En tant qu’artiste, j’ai toujours été passionné et attentif à la notion de patrimoine culturel congolais. Malheureusement celui-ci est aujourd’hui en danger de disparition. Il n’existe quasiment aucune initiative pour la restauration de ce patrimoine culturel. Au contraire, celui-ci est souvent remplacé par une culture appauvrie, celle de la mondialisation implémentée lors de l’avènement de la colonisation. Cette culture nous a été imposée par le capitalisme global, qui régit la norme dans nos sociétés urbaines. Le questionnement contemporain sur le passé colonial ou sur les multiples identités africaines ont perdu leur place dans le discours. C’est de cette perte que naît le désir, tout comme la nécessité, de réaliser ce film. Il s’agit bien d’entreprendre une décolonisation mentale et structurelle, en essayant de déconstruire le regard colonial et en me réappropriant la responsabilité de raconter mes récits avec la forme la plus appropriée à la réflexion. Je ne suis pas les normes dictées par le cinéma classique.
Pourquoi le titre Mwana Pwo ?
J’ai choisi le titre Mwana Pwo en référence aux masques shopwe qui symbolisent la renaissance d’une culture. Dans le film, cette corrélation entre en résonance avec l’espace urbain actuel, habité par ce désir de restructuration des codes culturels et l’espoir de restauration du patrimoine congolais. Comme artistes, nous devons créer de nouveaux paradigmes, d’autres points de vue. C’est ainsi que j’ai choisi le titre; cela m’aide à traiter du sujet, qui est aussi métaphorique… Il s’agissait aussi de montrer que les masques restés au pays sont en réalité des copies, ils ne sont pas les masques originaux. Ici, aujourd’hui, nous ne possédons que de pâles copies falsifiées. Au contraire, les originaux, eux, sont présentés dans des musées en Europe. Mais nous sommes bien conscients que ceux-ci ont été pillés durant la colonisation.
Pourrais-tu revenir sur ton choix des plans séquences dans les rues de Goma ?

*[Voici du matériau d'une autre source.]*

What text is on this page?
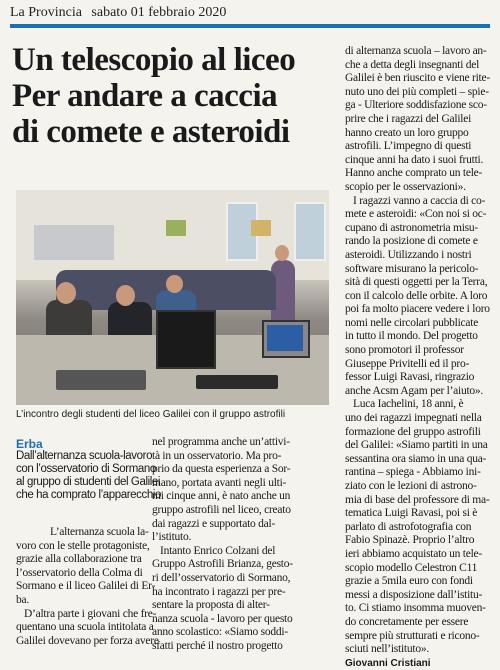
La Provincia sabato 01 febbraio 2020
Un telescopio al liceo
Per andare a caccia
di comete e asteroidi
L’incontro degli studenti del liceo Galilei con il gruppo astrofili
Erba
Dall’alternanza scuola-lavoro
con l’osservatorio di Sormano
al gruppo di studenti del Galilei
che ha comprato l’apparecchio
L’alternanza scuola la-
voro con le stelle protagoniste,
grazie alla collaborazione tra
l’osservatorio della Colma di
Sormano e il liceo Galilei di Er-
ba.
D’altra parte i giovani che fre-
quentano una scuola intitolata a
Galilei dovevano per forza avere
nel programma anche un’attivi-
tà in un osservatorio. Ma pro-
prio da questa esperienza a Sor-
mano, portata avanti negli ulti-
mi cinque anni, è nato anche un
gruppo astrofili nel liceo, creato
dai ragazzi e supportato dal-
l’istituto.
Intanto Enrico Colzani del
Gruppo Astrofili Brianza, gesto-
ri dell’osservatorio di Sormano,
ha incontrato i ragazzi per pre-
sentare la proposta di alter-
nanza scuola - lavoro per questo
anno scolastico: «Siamo soddi-
sfatti perché il nostro progetto
di alternanza scuola – lavoro an-
che a detta degli insegnanti del
Galilei è ben riuscito e viene rite-
nuto uno dei più completi – spie-
ga - Ulteriore soddisfazione sco-
prire che i ragazzi del Galilei
hanno creato un loro gruppo
astrofili. L’impegno di questi
cinque anni ha dato i suoi frutti.
Hanno anche comprato un tele-
scopio per le osservazioni».
I ragazzi vanno a caccia di co-
mete e asteroidi: «Con noi si oc-
cupano di astronometria misu-
rando la posizione di comete e
asteroidi. Utilizzando i nostri
software misurano la pericolo-
sità di questi oggetti per la Terra,
con il calcolo delle orbite. A loro
poi fa molto piacere vedere i loro
nomi nelle circolari pubblicate
in tutto il mondo. Del progetto
sono promotori il professor
Giuseppe Privitelli ed il pro-
fessor Luigi Ravasi, ringrazio
anche Acsm Agam per l’aiuto».
Luca Iachelini, 18 anni, è
uno dei ragazzi impegnati nella
formazione del gruppo astrofili
del Galilei: «Siamo partiti in una
sessantina ora siamo in una qua-
rantina – spiega - Abbiamo ini-
ziato con le lezioni di astrono-
mia di base del professore di ma-
tematica Luigi Ravasi, poi si è
parlato di astrofotografia con
Fabio Spinazè. Proprio l’altro
ieri abbiamo acquistato un tele-
scopio modello Celestron C11
grazie a 5mila euro con fondi
messi a disposizione dall’istitu-
to. Ci stiamo insomma muoven-
do concretamente per essere
sempre più strutturati e ricono-
sciuti nell’istituto».
Giovanni Cristiani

Le choix du plan séquence se révèle comme étant la meilleure forme pour créer une expérience immersive, où le spectateur est invité à une forme de déambulation dans l’espace par le regard. Il est aussi invité à créer sa propre interprétation des lieux. S’il est attentif, il saura qu’il traverse un espace rempli de mémoires transgénérationnelles et multiples, allant de l’Égypte ancienne en passant par l’histoire du Congo contemporain. Cette déambulation se fait aussi par l’ouïe, par une approche narrative (la voix off), qui a pour objectif de donner voix aux jeunes générations. Cette jeunesse a souvent une autre lecture de l’histoire, mais personne ne les entend. Ils n’ont pas d’espace pour exprimer leur point de vue, souvent controversé, de l’histoire, tout comme du moment contemporain.
Le récit à travers la voix off est une forme de sur-réalisme structurel. La narration et les images n’ont pas besoin de se refléter ou de coïncider. Le spectateur peut choisir quelques fragments de narration, qui entrent en résonance avec l’époque présente ou passée. Ces multiples narrations offrent une interprétation informelle, subjective, de notre histoire. Mwana Pwo propose une traversée d’un espace complexe, constitué de diverses mémoires, parfois traumatiques aussi. Le film offre, par le biais de la voix off, la possibilité de percevoir de nouvelles identités, hybrides.